Car-Car Crash Compatibility: Development of Crash Test Procedures in the VC-COMPAT Project
Artikel i vetenskaplig tidskrift, 2007
The project “Improvement of Vehicle Crash Compatibility through the development of Crash Test Procedures” (VC-Compat) is a research activity sponsored under the European Commission 5th Framework Programme. It consists of two parallel research activities, one focusing on car-to-car compatibility and the other on car-to-truck compatibility. The main objective of the car-to-car research is the development of crash test procedures to assess frontal impact crash compatibility. The car-to-truck objective is to develop test methods to assess energy absorbing frontal underrun protection for trucks. This paper reports on the car-to-car compatibility work completed in the first 36 months of a 45 month project.
The car-to-car work program is comprised of four main activities, a structural survey, cost benefit analyses, crash testing, and supporting modelling work. A survey of European passenger vehicles has been conducted to construct a database of common crashworthiness structures and general car structures. A review of the detailed accident databases and national data in Germany and UK has been used to estimate the benefit expected from improved vehicle compatibility. Crash testing (car-to-car and car-to-barrier) has been used to identify desirable characteristics for vehicle crash compatibility as well as help determine assessment protocols to evaluate (quantify) compatible crash performance. A set of complementary modelling activities has been implemented to review crash test and fleet performance of vehicles to investigate the crash test procedures and their influence on road safety. All these activities have focussed on the development of a suite of test procedures that are capable of assessing a car’s structural interaction potential, namely the Full Width Deformable Barrier (FWDB) and Progressive Deformable Barrier (PDB) tests.

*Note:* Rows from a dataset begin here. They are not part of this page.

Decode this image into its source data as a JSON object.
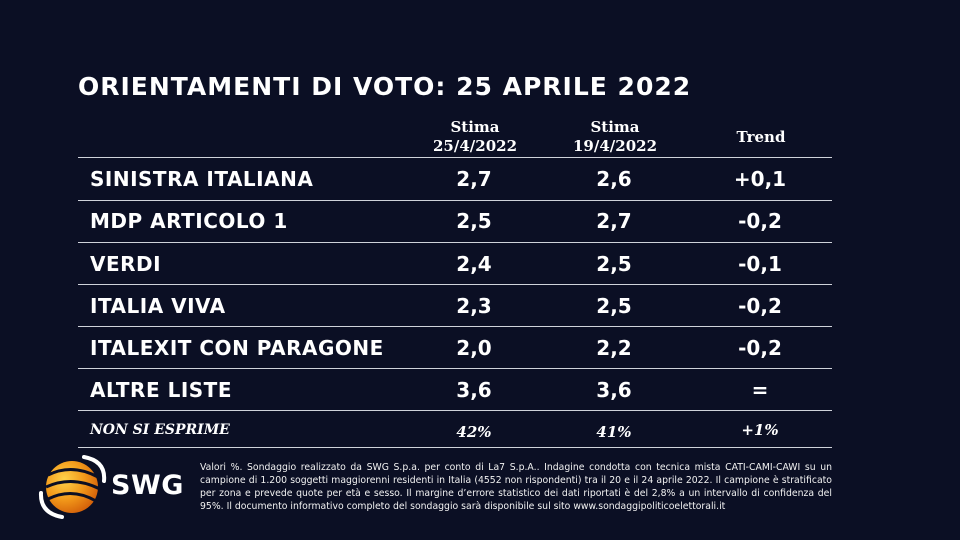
{
  "title": "ORIENTAMENTI DI VOTO: 25 APRILE 2022",
  "chart_data": {
    "type": "table",
    "columns": [
      {
        "line1": "Stima",
        "line2": "25/4/2022"
      },
      {
        "line1": "Stima",
        "line2": "19/4/2022"
      },
      {
        "line1": "Trend",
        "line2": ""
      }
    ],
    "rows": [
      {
        "party": "SINISTRA ITALIANA",
        "stima_25": "2,7",
        "stima_19": "2,6",
        "trend": "+0,1"
      },
      {
        "party": "MDP ARTICOLO 1",
        "stima_25": "2,5",
        "stima_19": "2,7",
        "trend": "-0,2"
      },
      {
        "party": "VERDI",
        "stima_25": "2,4",
        "stima_19": "2,5",
        "trend": "-0,1"
      },
      {
        "party": "ITALIA VIVA",
        "stima_25": "2,3",
        "stima_19": "2,5",
        "trend": "-0,2"
      },
      {
        "party": "ITALEXIT CON PARAGONE",
        "stima_25": "2,0",
        "stima_19": "2,2",
        "trend": "-0,2"
      },
      {
        "party": "ALTRE LISTE",
        "stima_25": "3,6",
        "stima_19": "3,6",
        "trend": "="
      }
    ],
    "non_si_esprime": {
      "label": "NON SI ESPRIME",
      "stima_25": "42%",
      "stima_19": "41%",
      "trend": "+1%"
    }
  },
  "logo": {
    "text": "SWG"
  },
  "footnote": "Valori %. Sondaggio realizzato da SWG S.p.a. per conto di La7 S.p.A.. Indagine condotta con tecnica mista CATI-CAMI-CAWI su un campione di 1.200 soggetti maggiorenni residenti in Italia (4552 non rispondenti) tra il 20 e il 24 aprile 2022. Il campione è stratificato per zona e prevede quote per età e sesso. Il margine d’errore statistico dei dati riportati è del 2,8% a un intervallo di confidenza del 95%. Il documento informativo completo del sondaggio sarà disponibile sul sito www.sondaggipoliticoelettorali.it"
}
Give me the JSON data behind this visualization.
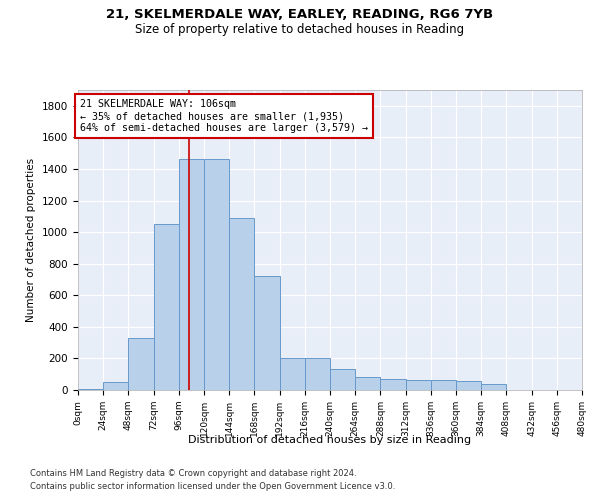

These tests have different approaches; the FWDB assessment is based on Load Cell Wall force measurements whereas the PDB assessment is based on deformation measurements.
This work supports the activities of the European Enhanced Vehicle safety Committee (EEVC) frontal impact and compatibility working group (WG15), which has the task to propose draft test procedures to assess a vehicle’s crash compatibility in 2007. These draft procedures will include recommended assessment criteria and associated performance limits.